Vers une protocolisation de la médecine
La toute-puissance revendiquée par une médecine très "scientifisée" lui fait oublier le principe de réciprocité qui doit guider la conduite du soin. Cette assurance scientifique participe de l’isolement de la médecine. Et nous assistons aujourd’hui à une marginalisation, une paupérisation du "social" confié à des "seconds couteaux". Bien des faits viennent attester de cette relégation. Ainsi, le soin est limité à son strict objet, la maladie. Les soins sont prodigués de façon rigoureuse, égalitaire mais sans aucune équité. Combien de SDF se retrouvent dans la rue avec moult ordonnances inadaptées et incompréhensibles ! Aujourd’hui, nous ne voulons plus soigner sans prendre en compte la complexe réalité de l’homme. Or le malade reste une histoire avant d’être une maladie. Il doit pouvoir intégrer cet "événement maladie" dans sa biographie pour devenir patient et acteur du bien commun. Vingt ans après la loi dite Kouchner en faveur du droit à l’information des patients, l’institution ne nous pousse-t-elle pas à la contourner par une protocolisation normative de la médecine ?
Produire des soins comme des produits de consommation avec un souci de productivité, de rentabilité, quitte à bouleverser la concordance des temps du malade et du soignant s’inscrit parfaitement dans la logique de notre « société liquide ».
Dans ce contexte d’une médecine très normalisée, cernée par une armée de tableaux Excel productivistes, contenue par l’autorité octroyée aux algorithmes de l’IA (Intelligence Artificielle) quelle peut-être encore la place pour une réflexion éthique en faveur d’un juste soin ? L’humain n’est-il pas évacué du soin ? Dans ce contexte normatif, quelle peut être la confiance accordée aux soignants ? Avec cette logique normalisée, il n’est pas étonnant de voir la clause de conscience des soignants remise en cause, sous contrôle. Pour les mêmes raisons, quelle peut être encore la légitimité d’un Comité consultatif national d’éthique (CCNE) instrumentalisé par le pouvoir politique, assurément libéral, pour courir après des aspirations sociétales ? La bioéthique exige que nous soyons à hauteur de cœur.

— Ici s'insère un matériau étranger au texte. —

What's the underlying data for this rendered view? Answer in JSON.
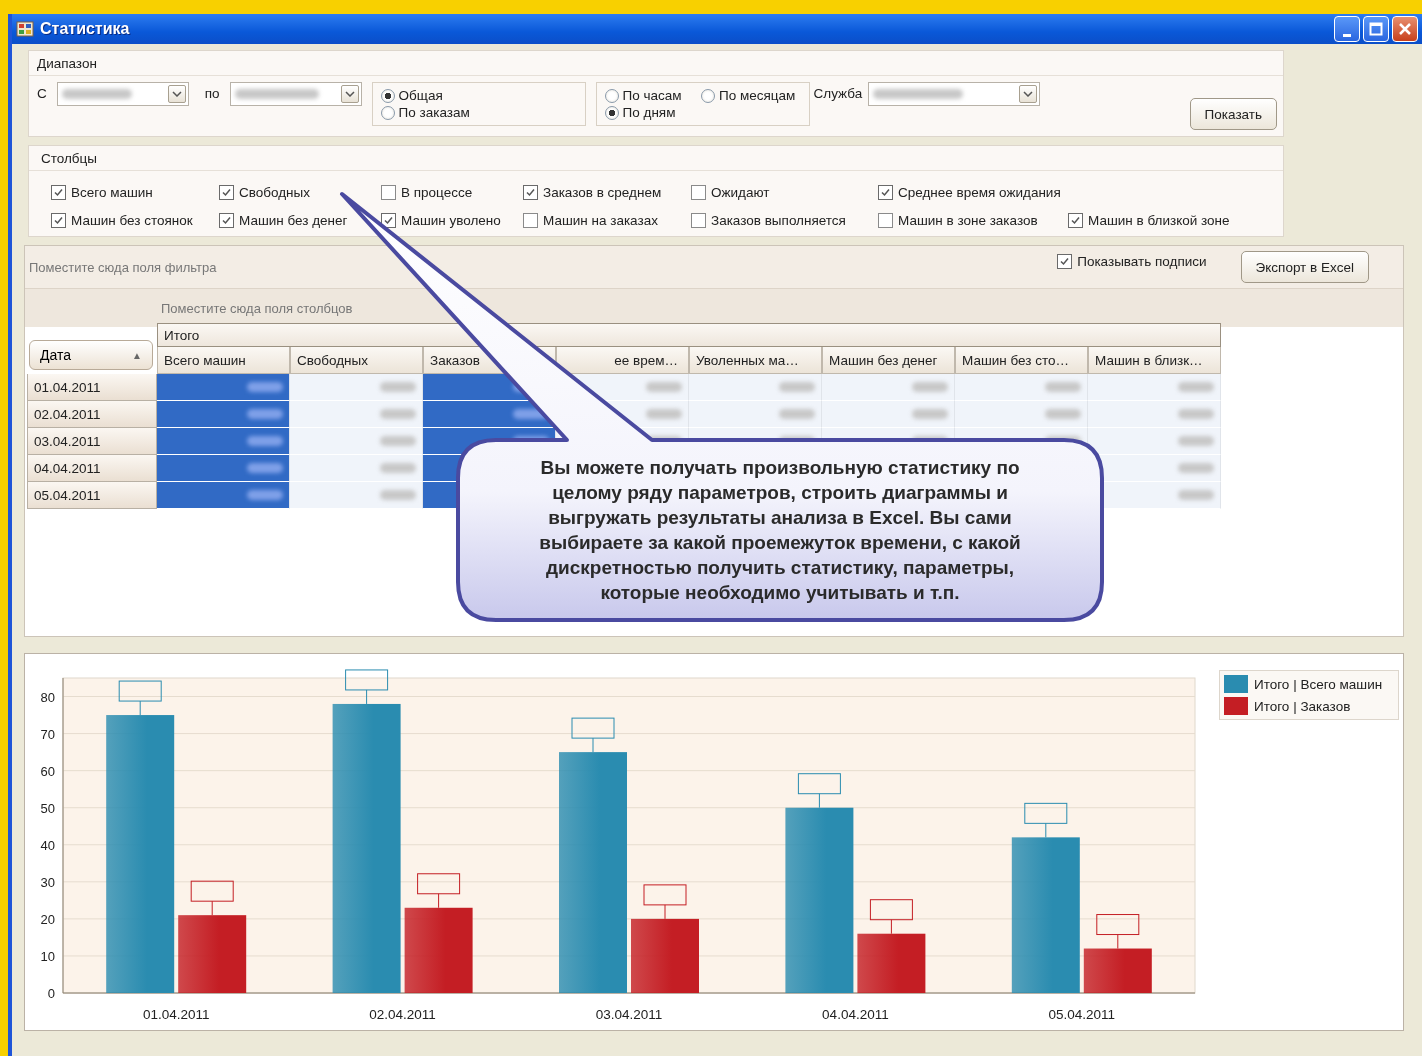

Produire des soins comme des produits de consommation avec un souci de productivité, de rentabilité, quitte à bouleverser la concordance des temps du malade et du soignant s’inscrit parfaitement dans la logique de notre "société liquide". La qualité du soin est certes de plus en plus scientifiquement, économiquement et juridiquement limitée au seul motif de recours. Nous prenons le risque de la rendre indifférente à toute dimension humaine. Dans ces conditions, il n’est pas incohérent de voir notre jurisprudence s’orienter vers l’obligation de résultats.
Un métier de production
Comment répondre à cette crise du sens, à cette maltraitance de notre bien commun ? Le "Ségur de la Santé" est passé à côté de la question première du sens. Cette grand-messe est restée cantonnée à des considérations de techniques gestionnaires dans la logique de l’indifférentisme ambiant. Les soignants, quel que soit leur métier, ne peuvent plus, ne veulent plus se contenter de la rémunération de leur seule vertu ou de quelques applaudissements sans lendemain... Les soignants, ne peuvent plus, ne veulent plus entendre ce discours double, celui d’une confiance dans l’exercice de leur métier et d’une instrumentalisation de leurs mains.
Avons-nous une vision politique claire de la place du soin aujourd’hui ? Comment faire en sorte que la médecine redevienne un métier d’artisan et non plus un métier de production ?
L’architecture de notre système de soins est le reflet, le fruit des fondements de notre société et leurs mutations. Quelle place donnée au plus faible, à l’exclu, au différent, au grand âge ? Avons-nous une vision politique claire de la place du soin aujourd’hui ? Comment faire en sorte que la médecine redevienne un métier d’artisan et non plus un métier de production ? Tout saupoudrage de réponses parcellaires sera voué à l’échec tant que ces questions resteront sans réponses, que le bien commun se limitera à des incantations émues.
Si les soignants ne doivent pas, de par leurs professions, céder à l’indifférentisme ambiant enfermant chacun dans son silo, notre société doit aussi collectivement lutter contre ce cloisonnement des esprits, fruit de notre individualisme. La liberté/responsabilité doit être au centre de leur formation initiale et continue. L’Humain se construit dans la confiance et non dans la défiance d’une "compliance" administrative, normée et intrusive.